Passe-temps favori des influenceurs excentriques, certains cactus sont recherchés pour leur apparence fantaisiste, les exigences minimales de gestion, ainsi que la capacité de survivre à de longs trajets par la poste sans terre, sans eau ni électricité. « Sur le net, les internautes évoquent la possibilité de récolter des spécimens directement dans les déserts du Texas où ils poussent spontanément (le commerce est interdit) et comment les envoyer de manière « sécurisée », par exemple en échangeant des informations sur la façon de remplir les documents nécessaires à l’expédition de manière volontairement ambiguë et de dribbler la documentation « Cites », ou le Convention sur le commerce international des espèces de faune et de flore sauvages menacées d’extinction qui protège les espèces protégées au niveau international ». En vigueur depuis 1975, le « système CITES » fait partie du programme des Nations Unies pour l’environnement et réglemente plus de 37 000 espèces, dont plus de 30 000 sont des plantes. Dans les différentes communautés qui annoncent la vente d’espèces protégées « certains utilisateurs sont conscients des risques de trafic illicite, d’autres beaucoup moins et n’essaient même pas de cacher ce qu’ils vendent sur les réseaux sociaux ».
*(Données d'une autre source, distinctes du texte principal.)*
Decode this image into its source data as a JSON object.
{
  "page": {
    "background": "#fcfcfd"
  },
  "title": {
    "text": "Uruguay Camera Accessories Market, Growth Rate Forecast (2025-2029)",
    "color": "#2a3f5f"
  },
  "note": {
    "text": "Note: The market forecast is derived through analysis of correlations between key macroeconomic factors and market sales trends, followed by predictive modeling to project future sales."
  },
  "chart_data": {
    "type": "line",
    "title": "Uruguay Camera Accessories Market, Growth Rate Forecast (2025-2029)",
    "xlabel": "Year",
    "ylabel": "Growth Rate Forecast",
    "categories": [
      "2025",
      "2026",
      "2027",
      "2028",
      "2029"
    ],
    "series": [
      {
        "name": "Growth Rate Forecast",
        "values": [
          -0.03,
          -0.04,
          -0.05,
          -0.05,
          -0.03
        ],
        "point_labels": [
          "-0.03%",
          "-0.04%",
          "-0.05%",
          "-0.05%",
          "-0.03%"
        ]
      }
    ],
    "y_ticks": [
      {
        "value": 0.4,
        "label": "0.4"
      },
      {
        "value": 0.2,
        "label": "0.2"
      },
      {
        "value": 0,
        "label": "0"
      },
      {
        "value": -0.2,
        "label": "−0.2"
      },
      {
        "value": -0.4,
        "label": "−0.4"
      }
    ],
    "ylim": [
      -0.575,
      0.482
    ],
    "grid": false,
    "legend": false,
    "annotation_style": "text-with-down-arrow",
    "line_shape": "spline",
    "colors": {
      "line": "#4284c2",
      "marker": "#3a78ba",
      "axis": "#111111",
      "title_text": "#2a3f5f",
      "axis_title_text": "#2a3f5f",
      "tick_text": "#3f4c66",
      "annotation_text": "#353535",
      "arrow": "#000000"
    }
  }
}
L’Italie est également impliquée dans le trafic illégal

Les plantes rares sauvages ont des prix plus élevés que les plantes cultivées et sont souvent accompagnés de déclarations telles que « ne pas avoir les autorisations nécessaires pour le commerce légal », tandis que les braconniers diffusent parfois des vidéos en direct depuis le terrain demandant aux clients quelles plantes ils préfèrent. « Le contrôle et la protection des espèces menacées sont importants non seulement pour sauvegarder la biodiversité de la planète, mais aussi pour éviter le déséquilibre en cascade de l’écosystème dont elles font partie. Non seulement cela, selon le « produit », il peut y avoir des implications liées à la subsistance de certaines populations aux prises avec un territoire défiguré qui au contraire pourrait représenter une source de revenus liée au tourisme. De plus, certains trafics sont liés à des épisodes de braconnage pour le contrôle de ces ressources, comme cela se produit dans certaines zones africaines pour les bois précieux ». Sans aller jusque-là, l’Italie est également impliquée dans ce marché illégal, à la fois en tant que pays d’origine et de destination (par exemple pour l’importation de peaux de jaguar du Mexique). « Des groupes criminels sont impliqués dans le trafic d’espèces d’oiseaux menacées, comme les oiseaux de proie et les pinsons destinés à être vendus sur les marchés européens, tandis que les hippocampes et les concombres de mer collectés le long de nos côtes sont trafiqués principalement vers les marchés chinois ». En tout cas, avec l’Opération Acatama, notre pays est devenu le symbole de la protection des plantes protégées. Pour la première fois, 844 cactus confisqués par les autorités italiennes ont retrouvé leur habitat naturel au Chili après une remise en forme au Jardin Botanique Città Studi de Milan. Ils sont généralement détruits.